Use non-pretentious words.
I don’t know about you, but I personally dislike seeing a doctor that uses technical terms I don’t understand. We call that bad bedside manner. What if we, as Christians, began to evaluate our “bedside manner” and were more careful about words we use? We can use big words like sanctification that wow people or we can simply say “spiritual growth” and involve them. We found that purposeful simplification like this made our nonreligious friends feel more at home.

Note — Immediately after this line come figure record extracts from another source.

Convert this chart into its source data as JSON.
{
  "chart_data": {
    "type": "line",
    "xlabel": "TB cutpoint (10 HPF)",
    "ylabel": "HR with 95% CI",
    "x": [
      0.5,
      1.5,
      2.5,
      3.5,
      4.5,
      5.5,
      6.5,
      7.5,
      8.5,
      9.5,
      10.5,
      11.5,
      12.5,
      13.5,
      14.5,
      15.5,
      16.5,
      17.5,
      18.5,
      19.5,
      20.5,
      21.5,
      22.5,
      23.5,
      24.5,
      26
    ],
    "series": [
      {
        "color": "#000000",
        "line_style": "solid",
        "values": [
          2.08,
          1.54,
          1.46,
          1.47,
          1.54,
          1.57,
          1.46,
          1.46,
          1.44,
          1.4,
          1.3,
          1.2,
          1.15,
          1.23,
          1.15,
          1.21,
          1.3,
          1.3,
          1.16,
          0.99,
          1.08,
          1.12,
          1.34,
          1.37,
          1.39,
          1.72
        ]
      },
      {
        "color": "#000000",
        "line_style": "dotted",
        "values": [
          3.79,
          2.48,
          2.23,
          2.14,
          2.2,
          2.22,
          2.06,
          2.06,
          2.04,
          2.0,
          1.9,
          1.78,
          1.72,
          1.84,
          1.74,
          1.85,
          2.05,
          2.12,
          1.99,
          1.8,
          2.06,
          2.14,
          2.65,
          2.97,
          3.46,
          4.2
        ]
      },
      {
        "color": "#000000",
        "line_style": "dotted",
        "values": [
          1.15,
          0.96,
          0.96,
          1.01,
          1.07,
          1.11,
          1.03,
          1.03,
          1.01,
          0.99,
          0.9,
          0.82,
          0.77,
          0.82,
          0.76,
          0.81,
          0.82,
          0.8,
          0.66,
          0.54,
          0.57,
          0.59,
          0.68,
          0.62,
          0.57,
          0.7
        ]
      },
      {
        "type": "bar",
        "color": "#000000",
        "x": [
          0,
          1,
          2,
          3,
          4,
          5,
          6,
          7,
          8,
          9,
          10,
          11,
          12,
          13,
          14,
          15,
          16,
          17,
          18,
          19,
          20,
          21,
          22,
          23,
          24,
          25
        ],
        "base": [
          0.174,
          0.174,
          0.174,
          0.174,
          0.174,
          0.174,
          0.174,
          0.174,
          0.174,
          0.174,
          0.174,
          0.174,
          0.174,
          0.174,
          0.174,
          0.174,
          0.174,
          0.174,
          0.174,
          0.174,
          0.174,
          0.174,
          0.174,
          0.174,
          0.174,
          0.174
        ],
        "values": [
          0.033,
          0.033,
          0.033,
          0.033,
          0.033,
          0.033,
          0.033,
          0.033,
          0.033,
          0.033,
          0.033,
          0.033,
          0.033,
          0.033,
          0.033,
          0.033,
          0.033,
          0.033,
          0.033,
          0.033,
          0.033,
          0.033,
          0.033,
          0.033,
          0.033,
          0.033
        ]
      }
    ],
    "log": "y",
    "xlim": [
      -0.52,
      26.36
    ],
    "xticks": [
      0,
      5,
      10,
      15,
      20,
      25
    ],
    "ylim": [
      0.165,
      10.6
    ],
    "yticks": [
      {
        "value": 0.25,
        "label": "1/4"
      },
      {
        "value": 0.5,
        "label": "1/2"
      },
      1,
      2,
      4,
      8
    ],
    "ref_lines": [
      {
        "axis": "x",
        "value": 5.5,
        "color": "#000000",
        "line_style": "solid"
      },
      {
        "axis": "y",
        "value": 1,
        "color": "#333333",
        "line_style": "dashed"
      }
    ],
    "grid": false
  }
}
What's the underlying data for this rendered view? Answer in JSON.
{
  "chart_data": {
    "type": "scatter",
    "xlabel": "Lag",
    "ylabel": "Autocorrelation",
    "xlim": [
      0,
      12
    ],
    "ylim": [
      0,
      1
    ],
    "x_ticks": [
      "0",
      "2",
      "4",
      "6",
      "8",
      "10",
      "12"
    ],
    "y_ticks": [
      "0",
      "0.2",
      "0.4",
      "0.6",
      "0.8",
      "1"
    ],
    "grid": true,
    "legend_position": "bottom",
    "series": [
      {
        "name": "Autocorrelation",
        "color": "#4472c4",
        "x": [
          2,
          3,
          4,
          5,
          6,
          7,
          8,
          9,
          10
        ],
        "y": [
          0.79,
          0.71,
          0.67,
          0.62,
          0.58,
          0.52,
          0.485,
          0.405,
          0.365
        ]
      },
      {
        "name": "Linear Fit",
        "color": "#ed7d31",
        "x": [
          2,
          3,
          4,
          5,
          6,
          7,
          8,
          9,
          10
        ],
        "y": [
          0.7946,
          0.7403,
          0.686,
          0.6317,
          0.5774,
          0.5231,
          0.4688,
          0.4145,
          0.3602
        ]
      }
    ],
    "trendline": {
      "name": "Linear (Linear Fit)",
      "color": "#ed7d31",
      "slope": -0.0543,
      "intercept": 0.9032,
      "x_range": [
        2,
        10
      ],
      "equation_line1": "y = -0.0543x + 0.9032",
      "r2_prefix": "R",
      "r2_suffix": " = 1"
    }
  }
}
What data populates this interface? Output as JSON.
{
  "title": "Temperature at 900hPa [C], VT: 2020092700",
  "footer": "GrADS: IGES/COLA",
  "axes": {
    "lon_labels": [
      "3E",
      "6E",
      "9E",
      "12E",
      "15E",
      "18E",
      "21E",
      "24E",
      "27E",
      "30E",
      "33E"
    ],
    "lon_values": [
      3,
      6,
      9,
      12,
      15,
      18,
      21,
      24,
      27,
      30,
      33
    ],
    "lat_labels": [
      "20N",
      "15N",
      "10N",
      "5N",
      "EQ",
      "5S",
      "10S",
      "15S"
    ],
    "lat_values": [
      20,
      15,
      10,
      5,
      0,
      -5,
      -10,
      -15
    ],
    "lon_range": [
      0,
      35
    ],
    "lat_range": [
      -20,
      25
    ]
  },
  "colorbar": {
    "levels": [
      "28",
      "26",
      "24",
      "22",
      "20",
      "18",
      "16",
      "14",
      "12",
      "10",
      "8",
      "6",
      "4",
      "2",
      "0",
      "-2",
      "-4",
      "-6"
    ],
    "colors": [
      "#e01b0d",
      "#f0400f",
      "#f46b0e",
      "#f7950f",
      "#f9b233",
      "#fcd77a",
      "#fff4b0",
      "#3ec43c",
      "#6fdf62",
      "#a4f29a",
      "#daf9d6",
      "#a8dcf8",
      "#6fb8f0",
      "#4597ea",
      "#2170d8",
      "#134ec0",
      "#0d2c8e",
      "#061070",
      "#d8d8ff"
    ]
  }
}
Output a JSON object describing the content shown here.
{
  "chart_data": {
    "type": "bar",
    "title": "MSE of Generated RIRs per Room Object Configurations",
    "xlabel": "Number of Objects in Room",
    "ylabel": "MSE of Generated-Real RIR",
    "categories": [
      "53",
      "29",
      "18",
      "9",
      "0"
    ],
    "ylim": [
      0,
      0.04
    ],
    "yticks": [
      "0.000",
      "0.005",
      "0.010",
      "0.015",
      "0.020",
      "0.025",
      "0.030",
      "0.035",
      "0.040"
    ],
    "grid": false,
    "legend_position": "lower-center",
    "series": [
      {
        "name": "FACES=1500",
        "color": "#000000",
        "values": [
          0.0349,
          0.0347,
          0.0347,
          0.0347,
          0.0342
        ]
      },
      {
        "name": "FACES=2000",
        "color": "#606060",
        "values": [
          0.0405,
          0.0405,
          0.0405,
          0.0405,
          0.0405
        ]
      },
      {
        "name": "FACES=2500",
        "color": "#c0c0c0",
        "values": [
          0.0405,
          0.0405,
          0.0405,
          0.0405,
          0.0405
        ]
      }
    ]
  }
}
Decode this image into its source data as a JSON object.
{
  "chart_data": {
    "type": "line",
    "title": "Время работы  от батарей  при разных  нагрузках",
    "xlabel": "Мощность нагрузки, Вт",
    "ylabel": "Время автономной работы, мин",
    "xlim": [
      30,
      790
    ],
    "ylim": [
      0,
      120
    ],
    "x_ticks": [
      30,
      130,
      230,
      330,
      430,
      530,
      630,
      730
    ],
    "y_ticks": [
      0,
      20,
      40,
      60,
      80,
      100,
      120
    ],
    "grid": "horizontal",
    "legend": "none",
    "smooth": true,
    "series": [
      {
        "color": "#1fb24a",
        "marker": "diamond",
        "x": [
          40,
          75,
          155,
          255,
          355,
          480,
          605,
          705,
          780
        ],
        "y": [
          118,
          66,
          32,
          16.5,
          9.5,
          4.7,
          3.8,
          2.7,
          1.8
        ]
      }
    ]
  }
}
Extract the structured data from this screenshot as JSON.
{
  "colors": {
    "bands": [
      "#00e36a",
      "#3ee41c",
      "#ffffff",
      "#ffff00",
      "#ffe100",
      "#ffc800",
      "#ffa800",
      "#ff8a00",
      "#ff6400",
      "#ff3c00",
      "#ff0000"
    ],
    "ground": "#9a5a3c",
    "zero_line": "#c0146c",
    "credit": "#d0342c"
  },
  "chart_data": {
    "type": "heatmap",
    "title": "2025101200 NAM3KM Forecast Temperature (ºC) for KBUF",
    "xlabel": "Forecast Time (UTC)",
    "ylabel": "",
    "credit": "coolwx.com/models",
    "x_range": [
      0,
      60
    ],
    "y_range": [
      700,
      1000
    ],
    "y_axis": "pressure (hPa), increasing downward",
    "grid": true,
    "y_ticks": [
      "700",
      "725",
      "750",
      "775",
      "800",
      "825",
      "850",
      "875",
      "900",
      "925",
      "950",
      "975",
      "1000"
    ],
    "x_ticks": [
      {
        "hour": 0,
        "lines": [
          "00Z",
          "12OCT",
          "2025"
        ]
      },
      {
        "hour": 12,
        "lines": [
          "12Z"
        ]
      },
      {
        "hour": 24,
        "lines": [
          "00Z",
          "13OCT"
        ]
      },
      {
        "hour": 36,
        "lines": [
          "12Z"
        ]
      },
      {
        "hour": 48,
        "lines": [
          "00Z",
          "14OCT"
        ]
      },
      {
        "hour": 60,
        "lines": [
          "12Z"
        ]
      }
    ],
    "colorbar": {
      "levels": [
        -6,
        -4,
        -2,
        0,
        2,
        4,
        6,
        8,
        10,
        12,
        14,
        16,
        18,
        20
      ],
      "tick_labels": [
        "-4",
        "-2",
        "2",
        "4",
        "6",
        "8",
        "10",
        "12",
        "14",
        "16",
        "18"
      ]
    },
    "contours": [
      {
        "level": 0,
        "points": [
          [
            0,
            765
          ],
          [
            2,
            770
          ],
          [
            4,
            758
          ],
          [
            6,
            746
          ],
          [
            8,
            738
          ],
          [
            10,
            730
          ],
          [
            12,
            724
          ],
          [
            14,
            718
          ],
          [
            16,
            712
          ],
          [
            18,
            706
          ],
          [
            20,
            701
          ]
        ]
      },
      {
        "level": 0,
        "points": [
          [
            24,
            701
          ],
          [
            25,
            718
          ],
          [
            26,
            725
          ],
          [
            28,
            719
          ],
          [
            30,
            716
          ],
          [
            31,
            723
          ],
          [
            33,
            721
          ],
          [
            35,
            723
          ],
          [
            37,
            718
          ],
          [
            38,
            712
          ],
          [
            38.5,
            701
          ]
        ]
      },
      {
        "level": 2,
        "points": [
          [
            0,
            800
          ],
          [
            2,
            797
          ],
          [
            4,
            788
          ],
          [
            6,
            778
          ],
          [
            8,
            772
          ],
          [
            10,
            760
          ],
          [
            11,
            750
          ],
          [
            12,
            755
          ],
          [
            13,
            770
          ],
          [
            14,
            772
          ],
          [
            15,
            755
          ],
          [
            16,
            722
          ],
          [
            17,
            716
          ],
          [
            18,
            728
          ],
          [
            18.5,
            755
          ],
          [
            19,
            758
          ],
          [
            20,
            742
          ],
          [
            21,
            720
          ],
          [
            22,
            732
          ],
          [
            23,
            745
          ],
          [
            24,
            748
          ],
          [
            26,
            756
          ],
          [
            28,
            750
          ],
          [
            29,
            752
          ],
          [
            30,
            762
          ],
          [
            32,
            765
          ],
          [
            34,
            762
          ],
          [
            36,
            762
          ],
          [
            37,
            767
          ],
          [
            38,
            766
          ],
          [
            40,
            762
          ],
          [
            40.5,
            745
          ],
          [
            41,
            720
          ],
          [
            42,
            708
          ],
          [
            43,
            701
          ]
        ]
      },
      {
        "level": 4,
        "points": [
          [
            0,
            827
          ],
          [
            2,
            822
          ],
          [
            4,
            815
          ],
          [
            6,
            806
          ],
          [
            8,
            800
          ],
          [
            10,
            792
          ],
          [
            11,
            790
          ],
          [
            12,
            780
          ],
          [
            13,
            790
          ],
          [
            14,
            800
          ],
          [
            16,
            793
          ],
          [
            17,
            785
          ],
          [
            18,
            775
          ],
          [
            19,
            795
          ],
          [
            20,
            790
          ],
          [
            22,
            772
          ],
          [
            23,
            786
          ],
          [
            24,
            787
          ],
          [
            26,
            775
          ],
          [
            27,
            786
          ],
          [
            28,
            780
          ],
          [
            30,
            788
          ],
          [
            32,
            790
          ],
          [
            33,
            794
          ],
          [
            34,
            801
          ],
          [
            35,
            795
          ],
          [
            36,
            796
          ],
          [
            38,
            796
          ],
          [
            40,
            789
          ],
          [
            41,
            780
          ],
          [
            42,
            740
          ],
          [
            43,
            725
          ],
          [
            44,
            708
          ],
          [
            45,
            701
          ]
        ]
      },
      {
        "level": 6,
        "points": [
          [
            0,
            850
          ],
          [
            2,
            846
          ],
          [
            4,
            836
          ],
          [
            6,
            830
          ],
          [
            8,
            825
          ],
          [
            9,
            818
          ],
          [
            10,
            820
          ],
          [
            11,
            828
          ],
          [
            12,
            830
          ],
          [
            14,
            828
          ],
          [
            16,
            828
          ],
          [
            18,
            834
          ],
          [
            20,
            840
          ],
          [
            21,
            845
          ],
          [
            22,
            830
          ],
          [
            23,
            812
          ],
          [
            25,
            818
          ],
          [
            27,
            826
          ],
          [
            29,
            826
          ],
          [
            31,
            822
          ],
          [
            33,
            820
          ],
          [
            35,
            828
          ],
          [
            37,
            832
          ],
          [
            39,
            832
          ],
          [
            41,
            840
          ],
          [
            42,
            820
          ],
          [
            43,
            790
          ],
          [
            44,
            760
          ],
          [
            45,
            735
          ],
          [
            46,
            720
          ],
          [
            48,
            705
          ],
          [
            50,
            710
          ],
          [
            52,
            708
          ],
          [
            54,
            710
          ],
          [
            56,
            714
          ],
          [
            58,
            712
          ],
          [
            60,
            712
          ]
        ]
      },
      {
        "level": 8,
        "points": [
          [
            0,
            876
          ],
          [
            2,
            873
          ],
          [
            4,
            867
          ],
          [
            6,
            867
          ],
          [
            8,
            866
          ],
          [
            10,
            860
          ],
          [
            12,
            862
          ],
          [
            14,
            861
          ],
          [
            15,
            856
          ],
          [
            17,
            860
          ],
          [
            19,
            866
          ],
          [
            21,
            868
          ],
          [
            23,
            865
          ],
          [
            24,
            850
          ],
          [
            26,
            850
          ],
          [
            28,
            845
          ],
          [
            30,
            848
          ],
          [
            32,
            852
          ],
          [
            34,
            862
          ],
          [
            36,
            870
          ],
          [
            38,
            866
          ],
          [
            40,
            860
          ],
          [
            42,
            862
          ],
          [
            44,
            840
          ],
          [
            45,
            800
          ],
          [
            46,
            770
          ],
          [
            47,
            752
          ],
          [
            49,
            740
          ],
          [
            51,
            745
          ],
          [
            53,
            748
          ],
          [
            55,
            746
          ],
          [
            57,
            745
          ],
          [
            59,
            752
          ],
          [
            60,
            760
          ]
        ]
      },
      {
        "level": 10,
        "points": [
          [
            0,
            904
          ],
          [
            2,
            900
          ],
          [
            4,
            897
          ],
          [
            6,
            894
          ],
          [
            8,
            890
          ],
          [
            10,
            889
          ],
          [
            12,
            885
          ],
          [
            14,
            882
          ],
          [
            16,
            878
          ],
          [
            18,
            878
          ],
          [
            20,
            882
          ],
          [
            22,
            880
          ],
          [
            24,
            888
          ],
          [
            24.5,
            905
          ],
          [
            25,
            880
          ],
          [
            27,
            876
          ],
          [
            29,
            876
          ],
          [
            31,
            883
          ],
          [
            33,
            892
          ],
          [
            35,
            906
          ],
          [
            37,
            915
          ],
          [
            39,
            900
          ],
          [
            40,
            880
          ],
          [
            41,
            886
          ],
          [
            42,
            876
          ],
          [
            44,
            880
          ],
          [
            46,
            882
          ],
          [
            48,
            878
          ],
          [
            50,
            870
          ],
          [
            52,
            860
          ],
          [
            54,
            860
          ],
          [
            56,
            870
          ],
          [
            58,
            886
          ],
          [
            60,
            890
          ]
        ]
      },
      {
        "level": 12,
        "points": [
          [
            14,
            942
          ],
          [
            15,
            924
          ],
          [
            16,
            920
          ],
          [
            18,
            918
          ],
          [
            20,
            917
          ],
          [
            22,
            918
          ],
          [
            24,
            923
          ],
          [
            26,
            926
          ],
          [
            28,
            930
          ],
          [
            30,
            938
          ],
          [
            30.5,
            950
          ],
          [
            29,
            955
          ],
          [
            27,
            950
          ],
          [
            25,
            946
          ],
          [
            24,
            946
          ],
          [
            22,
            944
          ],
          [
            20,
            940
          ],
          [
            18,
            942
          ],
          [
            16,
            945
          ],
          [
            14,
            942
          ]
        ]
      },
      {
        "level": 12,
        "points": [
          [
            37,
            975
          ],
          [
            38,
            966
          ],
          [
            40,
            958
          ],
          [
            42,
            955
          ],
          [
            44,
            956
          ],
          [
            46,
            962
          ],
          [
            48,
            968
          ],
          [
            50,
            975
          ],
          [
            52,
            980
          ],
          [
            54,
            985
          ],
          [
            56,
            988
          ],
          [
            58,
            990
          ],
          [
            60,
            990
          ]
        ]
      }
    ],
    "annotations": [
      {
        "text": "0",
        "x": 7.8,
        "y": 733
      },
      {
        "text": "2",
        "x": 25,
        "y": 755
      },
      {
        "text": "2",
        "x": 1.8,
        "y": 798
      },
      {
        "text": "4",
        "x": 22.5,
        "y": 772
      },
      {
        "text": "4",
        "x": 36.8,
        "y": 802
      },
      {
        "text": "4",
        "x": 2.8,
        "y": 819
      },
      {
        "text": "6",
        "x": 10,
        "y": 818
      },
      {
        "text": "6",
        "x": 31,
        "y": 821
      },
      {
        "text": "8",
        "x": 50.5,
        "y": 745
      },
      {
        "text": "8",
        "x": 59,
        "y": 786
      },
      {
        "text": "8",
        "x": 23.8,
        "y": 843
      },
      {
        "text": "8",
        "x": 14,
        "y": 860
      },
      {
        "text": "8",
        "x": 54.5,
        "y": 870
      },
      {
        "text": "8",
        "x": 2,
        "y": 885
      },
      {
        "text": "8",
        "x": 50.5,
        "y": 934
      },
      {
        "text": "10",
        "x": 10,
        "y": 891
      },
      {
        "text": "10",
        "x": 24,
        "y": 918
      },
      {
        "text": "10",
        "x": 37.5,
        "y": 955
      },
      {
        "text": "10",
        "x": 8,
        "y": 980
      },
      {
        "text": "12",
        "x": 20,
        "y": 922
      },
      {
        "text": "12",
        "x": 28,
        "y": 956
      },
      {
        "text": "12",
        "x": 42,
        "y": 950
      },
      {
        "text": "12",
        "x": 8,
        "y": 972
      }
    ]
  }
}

More than any tip or practice, the challenge of evangelism is to become aware of the natural tendency to pull away from those who need the love of Christ. Most of us start as fishers of men but soon become keepers of the aquarium. Without knowing it, we morph into Pharisees. The word Pharisee means separated ones.2 Consider the words of Kent Hughes:
None of us [Christians] espouse Pharisaical beliefs. In fact, we loathe them. But many of us live them out nevertheless. We come to Christ, and in our desire to be godly we seek out people “like us.” Ultimately we arrange our lives so that we are with nonbelievers as little as possible. We attend Bible studies that are 100 percent Christian, a Sunday school that is 100 percent Christian, prayer meetings that are 100 percent Christian. We play tennis with Christians and eat dinner with Christians. We have Christian doctors, Christian dentists, Christian plumbers, Christian veterinarians, and even our dogs are Christian. The result is, we pass by hundreds without ever seeing them or positively influencing them for Christ. None of us are Pharisees philosophically, but we may be practically.3
–R. Kent Hughes, Preaching the Word Commentary, Mark
Have you become a practical Pharisee? At times, I have. I hope the words I’ve shared will spur you on to build relationships with the people God has placed all around you. Only then will you earn the right to be heard.
Lynley Mandrell is the wife of Ben Mandrell, the new president and CEO of Lifeway Christian Resources. Before coming to Lifeway, Ben and Lynley spent five years in Denver, CO, planting a church designed to reach the unchurched. She is a mother of four and a fan of Reese’s Peanut Butter Cups, Dr. Pepper®, and silence.
1. Don Everts and Doug Schaupp, I Once Was Lost (Downers Grove, IL: InterVarsity Press, 2008), 54.
2. Strong’s 5330, Blue Letter Bible, accessed June 17, 2021, https://www.blueletterbible.org/lexicon/g5330/csb/mgnt/0-1/.
3. R. Kent Hughes, Mark: Jesus, Servant and Savior, Preaching the Word (Wheaton, IL: Crossway, 2015), 71.